XYZ
XYZ

Reputation: 27417

How to make inline images responsive in org-mode?

When I toggle inline image using org-toggle-inline-images which shows the image(s). However, when the image it too large it will overflow the editor's frame (See screenshot below).

enter image description here

How to make the image responsive which means the max size of the image should never exceed the width of window size.

Of course, I can use the code below to fix the size of the image. But what I truly want is some kind of responsive image displaying.

(setq org-mode-actual-width 600)

enter image description here

Thanks for your time viewing this question.

Upvotes: 9

Views: 3617

Answers (2)

William
William

Reputation: 61

The function below re-renders the org-mode inline images whenever the window is resized by using hooks. It shrinks the image only when the window is displaying less than 80 columns (usually 1/3 of the screen). I believe it works better than always rendering in window width.

(defun org-image-resize (frame)
  (when (derived-mode-p 'org-mode)
      (if (< (window-total-width) 80)
      (setq org-image-actual-width (window-pixel-width))
    (setq org-image-actual-width (* 80 (window-font-width))))
      (org-redisplay-inline-images)))

(add-hook 'window-size-change-functions 'org-image-resize)

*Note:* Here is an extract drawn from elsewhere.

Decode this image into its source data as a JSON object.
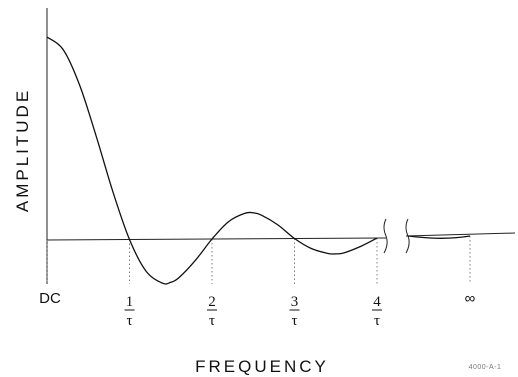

GIF Demo of the code above

If you want the image just matching the size of your window width:

(defun org-image-resize (frame)
  (when (derived-mode-p 'org-mode)
      (setq org-image-actual-width (window-pixel-width))
      (org-redisplay-inline-images)))

(add-hook 'window-size-change-functions 'org-image-resize)

Or change the (window-pixel-width) into (- (window-pixel-width) 20) if you want some margin on the right side.

Upvotes: 6

Dominik Schrempf
Dominik Schrempf

Reputation: 877

From the documentation of org-image-actual-width:

Documentation:
Should we use the actual width of images when inlining them?

When set to t, always use the image width.

When set to a number, use imagemagick (when available) to set
the image's width to this value.

When set to a number in a list, try to get the width from any
#+ATTR.* keyword if it matches a width specification like

  #+ATTR_HTML: :width 300px

and fall back on that number if none is found.

When set to nil, try to get the width from an #+ATTR.* keyword
and fall back on the original width if none is found.

So you could use the attribute #+ATTR_HTML to specify the width. It has to be specified manually though. Is this responsive enough?